Карл Пурзель и правда был фанатиком, но к тому ж еще и умным парнем, так что радости Дегтярев не получил (как бы хотел я, чтоб встреча эта не прошла для Карла бесследно).
А тут случай подвернулся не менее удачный: типа странного привезли. Он на лесоповале убил двоих. В изоляторе его сперва бросили в общую камеру, так он там старосту чуть не придушил. С тех пор держали его в одиночке. К нему никого не сажали и вообще старались не задевать. Он и так с поводом и без повода заводился моментально.

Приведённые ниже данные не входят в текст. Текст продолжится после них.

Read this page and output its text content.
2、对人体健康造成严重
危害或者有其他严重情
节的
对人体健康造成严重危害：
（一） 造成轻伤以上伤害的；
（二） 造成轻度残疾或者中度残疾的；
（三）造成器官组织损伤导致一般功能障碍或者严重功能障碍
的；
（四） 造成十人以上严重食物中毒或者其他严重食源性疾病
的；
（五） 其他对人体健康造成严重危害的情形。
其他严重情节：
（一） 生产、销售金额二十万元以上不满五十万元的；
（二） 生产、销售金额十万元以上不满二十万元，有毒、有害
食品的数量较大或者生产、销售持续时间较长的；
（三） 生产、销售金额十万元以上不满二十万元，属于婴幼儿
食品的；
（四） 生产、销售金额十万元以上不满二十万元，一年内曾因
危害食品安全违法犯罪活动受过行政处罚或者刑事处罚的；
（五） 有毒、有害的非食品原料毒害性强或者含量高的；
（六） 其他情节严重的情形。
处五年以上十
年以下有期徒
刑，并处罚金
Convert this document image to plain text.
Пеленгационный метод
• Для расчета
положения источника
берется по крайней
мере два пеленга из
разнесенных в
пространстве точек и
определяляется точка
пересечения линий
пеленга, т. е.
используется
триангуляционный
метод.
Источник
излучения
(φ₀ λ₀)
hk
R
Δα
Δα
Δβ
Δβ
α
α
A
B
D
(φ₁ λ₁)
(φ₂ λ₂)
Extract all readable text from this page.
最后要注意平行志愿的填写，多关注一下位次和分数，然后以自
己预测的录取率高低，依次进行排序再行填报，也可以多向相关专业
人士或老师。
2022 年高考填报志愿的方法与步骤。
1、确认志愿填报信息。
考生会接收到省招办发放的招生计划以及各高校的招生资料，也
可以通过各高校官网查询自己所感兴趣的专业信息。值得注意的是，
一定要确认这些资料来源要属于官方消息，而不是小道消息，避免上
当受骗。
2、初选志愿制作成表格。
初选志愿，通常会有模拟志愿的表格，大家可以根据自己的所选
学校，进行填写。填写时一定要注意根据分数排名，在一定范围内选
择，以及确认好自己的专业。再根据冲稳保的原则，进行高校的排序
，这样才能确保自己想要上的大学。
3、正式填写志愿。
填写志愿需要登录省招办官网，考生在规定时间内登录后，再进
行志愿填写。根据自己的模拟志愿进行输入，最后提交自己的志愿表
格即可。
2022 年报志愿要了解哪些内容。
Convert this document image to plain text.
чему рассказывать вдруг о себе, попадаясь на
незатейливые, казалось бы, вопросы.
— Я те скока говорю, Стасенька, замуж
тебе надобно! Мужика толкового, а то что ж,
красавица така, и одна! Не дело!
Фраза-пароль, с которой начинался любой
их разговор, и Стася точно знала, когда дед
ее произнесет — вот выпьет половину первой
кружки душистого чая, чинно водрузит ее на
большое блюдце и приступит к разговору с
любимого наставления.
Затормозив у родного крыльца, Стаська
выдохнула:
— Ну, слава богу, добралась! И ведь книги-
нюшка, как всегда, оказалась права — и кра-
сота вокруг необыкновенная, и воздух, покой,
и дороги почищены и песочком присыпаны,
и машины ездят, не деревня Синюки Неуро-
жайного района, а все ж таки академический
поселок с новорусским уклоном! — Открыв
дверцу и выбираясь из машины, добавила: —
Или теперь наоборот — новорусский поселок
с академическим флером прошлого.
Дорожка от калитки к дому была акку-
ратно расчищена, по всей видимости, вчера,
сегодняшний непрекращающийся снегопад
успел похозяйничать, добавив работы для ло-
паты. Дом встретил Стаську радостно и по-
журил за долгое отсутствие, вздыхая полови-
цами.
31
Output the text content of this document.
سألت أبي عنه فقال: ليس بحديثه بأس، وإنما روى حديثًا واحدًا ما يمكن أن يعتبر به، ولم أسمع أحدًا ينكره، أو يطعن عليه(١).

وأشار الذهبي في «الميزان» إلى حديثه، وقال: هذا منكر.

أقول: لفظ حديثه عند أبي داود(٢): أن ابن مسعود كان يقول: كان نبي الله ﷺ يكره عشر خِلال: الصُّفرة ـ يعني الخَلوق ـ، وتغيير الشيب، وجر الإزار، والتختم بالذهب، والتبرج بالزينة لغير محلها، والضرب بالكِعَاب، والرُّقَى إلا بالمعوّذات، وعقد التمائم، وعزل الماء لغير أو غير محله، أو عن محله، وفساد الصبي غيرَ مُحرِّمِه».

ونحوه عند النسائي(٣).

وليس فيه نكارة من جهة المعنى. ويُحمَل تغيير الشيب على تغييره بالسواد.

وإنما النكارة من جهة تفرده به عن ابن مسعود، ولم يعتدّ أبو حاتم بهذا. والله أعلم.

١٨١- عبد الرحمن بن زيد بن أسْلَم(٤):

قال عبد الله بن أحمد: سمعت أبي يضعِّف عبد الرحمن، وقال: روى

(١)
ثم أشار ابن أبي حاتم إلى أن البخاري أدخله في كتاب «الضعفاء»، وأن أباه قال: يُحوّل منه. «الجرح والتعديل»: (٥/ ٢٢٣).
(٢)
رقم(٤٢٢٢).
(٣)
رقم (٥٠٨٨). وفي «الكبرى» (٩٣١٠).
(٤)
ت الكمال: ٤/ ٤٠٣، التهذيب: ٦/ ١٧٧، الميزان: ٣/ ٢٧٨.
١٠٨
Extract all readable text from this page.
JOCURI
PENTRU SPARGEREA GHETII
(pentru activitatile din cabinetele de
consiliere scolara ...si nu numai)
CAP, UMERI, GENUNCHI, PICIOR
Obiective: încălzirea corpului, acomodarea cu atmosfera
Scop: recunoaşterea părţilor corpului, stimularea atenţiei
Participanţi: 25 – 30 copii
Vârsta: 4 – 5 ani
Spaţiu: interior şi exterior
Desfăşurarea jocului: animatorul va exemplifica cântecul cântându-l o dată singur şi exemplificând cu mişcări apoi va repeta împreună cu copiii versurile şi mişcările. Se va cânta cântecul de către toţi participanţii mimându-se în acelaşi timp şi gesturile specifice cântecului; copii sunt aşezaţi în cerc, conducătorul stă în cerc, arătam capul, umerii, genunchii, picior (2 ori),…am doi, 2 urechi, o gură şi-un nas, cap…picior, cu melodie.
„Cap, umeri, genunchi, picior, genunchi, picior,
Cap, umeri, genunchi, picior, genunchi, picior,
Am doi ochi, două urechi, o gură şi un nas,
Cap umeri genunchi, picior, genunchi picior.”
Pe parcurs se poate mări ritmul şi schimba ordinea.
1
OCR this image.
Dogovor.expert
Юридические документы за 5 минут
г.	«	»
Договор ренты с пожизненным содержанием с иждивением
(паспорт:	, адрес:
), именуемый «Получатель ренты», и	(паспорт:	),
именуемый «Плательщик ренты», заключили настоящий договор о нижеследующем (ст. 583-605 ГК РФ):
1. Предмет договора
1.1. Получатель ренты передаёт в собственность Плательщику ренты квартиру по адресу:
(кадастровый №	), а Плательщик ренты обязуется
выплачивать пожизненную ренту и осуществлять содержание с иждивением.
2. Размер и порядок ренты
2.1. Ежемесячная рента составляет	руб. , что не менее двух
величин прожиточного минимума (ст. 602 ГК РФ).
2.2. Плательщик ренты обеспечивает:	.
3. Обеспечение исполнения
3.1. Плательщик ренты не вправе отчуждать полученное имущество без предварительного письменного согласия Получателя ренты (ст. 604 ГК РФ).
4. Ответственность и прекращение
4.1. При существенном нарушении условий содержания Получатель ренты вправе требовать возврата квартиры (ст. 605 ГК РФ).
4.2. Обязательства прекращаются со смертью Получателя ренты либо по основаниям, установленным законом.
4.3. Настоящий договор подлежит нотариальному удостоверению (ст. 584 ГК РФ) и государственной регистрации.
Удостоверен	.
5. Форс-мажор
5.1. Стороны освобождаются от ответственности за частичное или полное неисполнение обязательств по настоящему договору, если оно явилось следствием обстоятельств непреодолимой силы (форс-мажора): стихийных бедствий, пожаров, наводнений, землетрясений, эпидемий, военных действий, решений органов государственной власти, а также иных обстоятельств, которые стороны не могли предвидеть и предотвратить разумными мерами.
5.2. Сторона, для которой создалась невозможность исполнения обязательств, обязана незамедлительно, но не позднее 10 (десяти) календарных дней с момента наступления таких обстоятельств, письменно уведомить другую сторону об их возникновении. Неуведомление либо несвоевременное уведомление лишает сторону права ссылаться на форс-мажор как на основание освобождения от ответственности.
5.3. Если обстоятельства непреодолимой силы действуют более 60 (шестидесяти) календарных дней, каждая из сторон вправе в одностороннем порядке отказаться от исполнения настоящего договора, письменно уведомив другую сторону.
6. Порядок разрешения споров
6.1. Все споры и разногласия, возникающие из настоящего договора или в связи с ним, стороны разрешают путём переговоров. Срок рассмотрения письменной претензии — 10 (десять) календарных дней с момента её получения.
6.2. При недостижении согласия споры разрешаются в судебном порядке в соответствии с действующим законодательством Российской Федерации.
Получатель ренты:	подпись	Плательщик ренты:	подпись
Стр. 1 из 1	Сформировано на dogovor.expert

Дегтярев сказал: «Все стены ковыряешь? Додумался, теперь лаять начал. Грамотный очень. Не хочешь по-хорошему, поймешь по-плохому. В седьмую пойдешь. К Алексееву полоумному».
Повели меня в седьмую. Дверь открыли, втолкнули и быстро захлопнули. Псам интересно. Сынишка прибежал, а «волчок» один. Пришлось кормушку открыть. Туда при желании рыл пять можно втиснуть. Встал я у двери. Во рту пересохло. Боюсь шаг в камеру сделать. А сзади шипят, толкают, не видно им. Говорят: не стеклянный, загораживаю.
По камере метался человек чуть выше среднего роста, нос орлиный. Лицо может и не длинное, но глубокий шрам вдоль правой щеки делал его таким. Без рубашки, в шароварах, в сапогах. Он не обращал внимания ни на возню у кормушки, ни на меня, а все бегал и бегал. Потом, не глядя, бросил: «Ты по какой статье?» Я сказал: «Политика, 58-я». Он остановился, внимательно посмотрел и медленно протянул: «Зачем ты ерундой занимаешься? Ведь у тебя умные глаза». Затем прыгнул на нары и уж весь вечер не слезал. Кормушка захлопнулась, закрылся «волчок».